I am enjoying working my way through the BBC Doctor Who audiobooks starting from a decade ago. This is a series of four loosely linked stories, two by one of my favourite Who writers (James Goss) and two by one of my least favourite (George Mann). The linking theme is a family called Winter who possess a card that summons the Doctor and the TARDIS, and is passed through the centuries. I may have missed something, but I didn’t think that the overarching theme was actually resolved, which subtracts from the narrative oomph. Also unfortunately the sequence is not related to Goss’ excellent Eleventh Doctor novel The Dead of Winter.
The Gods of Winter by James Goss, read by Claire Higgins (Ohila of Karn), starts with a little girl who has lost her cat and summons the Doctor to find it. We then gradually discover that there is more going on in the human space colony in conflict with the mysterious Golhearn. I don’t think it is a big spoiler to say that the second half of the story takes us several decades forward to a moment when the little girl is now one of her community’s leaders, in dire straits, and the Doctor exerts diplomatic skills to sort it all out. You can get The Gods of Winter here.
The House of Winter, by George Mann, read by David Schofield (Odin) surprised me in that I actually enjoyed it. Th premise is that the Doctor and Clara are stuck in a house with its creepy owner and two creepy servants, and a bunch of vampire moths. There is one classically awful Mann-ish bit of description: “His expression was serene, save for his eyes which were open and staring, peering up at her as if pleading for help” – so, not actually very serene at all. But apart from that it hung together very well. You can get The House of Winter here.
The Sins of Winter, by James Goss, read by Robin Soans (Luvic in The Keeper of Traken and the Chronolock guy in Face the Raven), is the best of these (and the fact that the linking between the four is weak means that you can get this without having to worry about the other three). Shadrak Winter, the High Cardinal of the Cult of the Prime Self, summons the TARDIS to his space cathedral which is infested by the sluglike Sinful, who love feasting on people’s past sins. The Doctor has plenty of these to go on, leaving Clara to save the day. It’s a theme that has been used before and since i Doctor Who, but executed very well here. I see that fan opinion is divided on this one, but I’m on the positive side. You can get The Sins of Winter here.

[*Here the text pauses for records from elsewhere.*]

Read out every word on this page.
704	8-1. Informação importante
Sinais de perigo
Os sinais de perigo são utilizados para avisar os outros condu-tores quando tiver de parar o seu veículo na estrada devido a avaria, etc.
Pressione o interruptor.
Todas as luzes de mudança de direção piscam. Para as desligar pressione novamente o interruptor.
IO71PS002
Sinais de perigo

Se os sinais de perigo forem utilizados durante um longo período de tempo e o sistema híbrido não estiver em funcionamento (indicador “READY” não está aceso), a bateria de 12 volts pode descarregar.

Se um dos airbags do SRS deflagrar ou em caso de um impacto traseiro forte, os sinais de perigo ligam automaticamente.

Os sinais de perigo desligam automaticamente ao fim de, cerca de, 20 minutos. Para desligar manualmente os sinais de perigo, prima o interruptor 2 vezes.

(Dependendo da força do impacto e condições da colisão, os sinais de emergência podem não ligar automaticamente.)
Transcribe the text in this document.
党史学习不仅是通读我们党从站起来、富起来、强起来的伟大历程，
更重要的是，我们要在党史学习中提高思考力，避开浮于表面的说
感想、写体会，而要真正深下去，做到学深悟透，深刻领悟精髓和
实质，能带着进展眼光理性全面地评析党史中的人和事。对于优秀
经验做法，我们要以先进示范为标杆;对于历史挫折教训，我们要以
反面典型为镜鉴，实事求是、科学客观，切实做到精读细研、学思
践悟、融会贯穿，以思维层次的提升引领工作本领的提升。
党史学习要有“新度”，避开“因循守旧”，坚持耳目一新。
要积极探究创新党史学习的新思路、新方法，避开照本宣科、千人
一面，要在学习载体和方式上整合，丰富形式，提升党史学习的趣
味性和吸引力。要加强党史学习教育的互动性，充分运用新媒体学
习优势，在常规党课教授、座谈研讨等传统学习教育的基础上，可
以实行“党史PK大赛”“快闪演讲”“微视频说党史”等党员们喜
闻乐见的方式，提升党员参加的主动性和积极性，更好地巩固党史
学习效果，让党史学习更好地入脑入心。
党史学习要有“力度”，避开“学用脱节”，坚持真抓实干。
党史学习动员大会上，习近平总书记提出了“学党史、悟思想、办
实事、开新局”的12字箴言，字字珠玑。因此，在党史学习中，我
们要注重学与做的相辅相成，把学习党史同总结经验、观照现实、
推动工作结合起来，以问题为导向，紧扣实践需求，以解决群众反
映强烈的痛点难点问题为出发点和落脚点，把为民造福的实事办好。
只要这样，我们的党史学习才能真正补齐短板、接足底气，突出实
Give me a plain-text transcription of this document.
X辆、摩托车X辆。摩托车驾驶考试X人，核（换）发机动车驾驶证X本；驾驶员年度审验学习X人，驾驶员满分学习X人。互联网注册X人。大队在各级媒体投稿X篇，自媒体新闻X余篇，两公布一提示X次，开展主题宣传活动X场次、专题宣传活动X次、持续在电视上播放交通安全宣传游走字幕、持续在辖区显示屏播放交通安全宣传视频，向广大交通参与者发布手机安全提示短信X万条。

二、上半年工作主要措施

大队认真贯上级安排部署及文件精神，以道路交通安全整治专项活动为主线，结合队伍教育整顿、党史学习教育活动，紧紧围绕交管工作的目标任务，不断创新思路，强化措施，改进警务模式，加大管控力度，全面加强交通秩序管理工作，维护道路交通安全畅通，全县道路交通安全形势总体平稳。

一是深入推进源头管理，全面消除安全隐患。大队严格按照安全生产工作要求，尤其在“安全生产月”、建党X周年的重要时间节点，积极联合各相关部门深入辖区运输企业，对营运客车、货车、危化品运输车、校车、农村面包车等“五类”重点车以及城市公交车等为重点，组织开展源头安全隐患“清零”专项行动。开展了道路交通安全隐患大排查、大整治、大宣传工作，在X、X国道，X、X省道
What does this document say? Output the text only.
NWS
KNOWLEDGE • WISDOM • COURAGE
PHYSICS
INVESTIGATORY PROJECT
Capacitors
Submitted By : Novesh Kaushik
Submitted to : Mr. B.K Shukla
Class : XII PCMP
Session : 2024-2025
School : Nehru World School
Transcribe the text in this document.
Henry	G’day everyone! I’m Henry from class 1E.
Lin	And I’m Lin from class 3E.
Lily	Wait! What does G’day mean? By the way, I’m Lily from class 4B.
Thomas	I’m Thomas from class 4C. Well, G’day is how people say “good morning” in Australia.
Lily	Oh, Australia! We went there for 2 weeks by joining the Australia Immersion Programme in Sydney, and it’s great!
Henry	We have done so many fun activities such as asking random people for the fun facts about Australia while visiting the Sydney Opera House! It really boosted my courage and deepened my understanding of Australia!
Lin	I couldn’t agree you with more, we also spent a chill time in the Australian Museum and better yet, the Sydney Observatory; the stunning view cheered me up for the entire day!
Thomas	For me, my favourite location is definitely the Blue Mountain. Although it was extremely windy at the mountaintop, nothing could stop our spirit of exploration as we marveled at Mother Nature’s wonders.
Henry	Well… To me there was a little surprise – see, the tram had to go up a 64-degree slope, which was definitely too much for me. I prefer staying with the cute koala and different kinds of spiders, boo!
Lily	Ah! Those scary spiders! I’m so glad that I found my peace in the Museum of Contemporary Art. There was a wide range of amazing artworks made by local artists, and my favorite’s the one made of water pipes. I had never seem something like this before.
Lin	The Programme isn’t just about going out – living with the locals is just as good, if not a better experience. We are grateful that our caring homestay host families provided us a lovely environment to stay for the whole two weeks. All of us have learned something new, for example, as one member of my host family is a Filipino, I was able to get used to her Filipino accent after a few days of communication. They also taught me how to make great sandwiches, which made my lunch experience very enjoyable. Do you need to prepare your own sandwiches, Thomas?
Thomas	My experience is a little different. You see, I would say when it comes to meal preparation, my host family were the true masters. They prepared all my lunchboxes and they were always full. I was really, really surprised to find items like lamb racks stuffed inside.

The Memory of Winter, by George Mann, read by Jemma Redgrave (who is the best reader of all of these) takes the Doctor and Clara to fifteenth-century France for an adventure with Joan of Arc. There is Time Lord knowledge turning up in the wrong place and giving poor Joan the impression of hearing voices. I thought the story was well enough done, but it doesn’t really tie into the historical events around Joan at all and doesn’t resolve the linking mystery of the series. You can get The Memory of Winter here.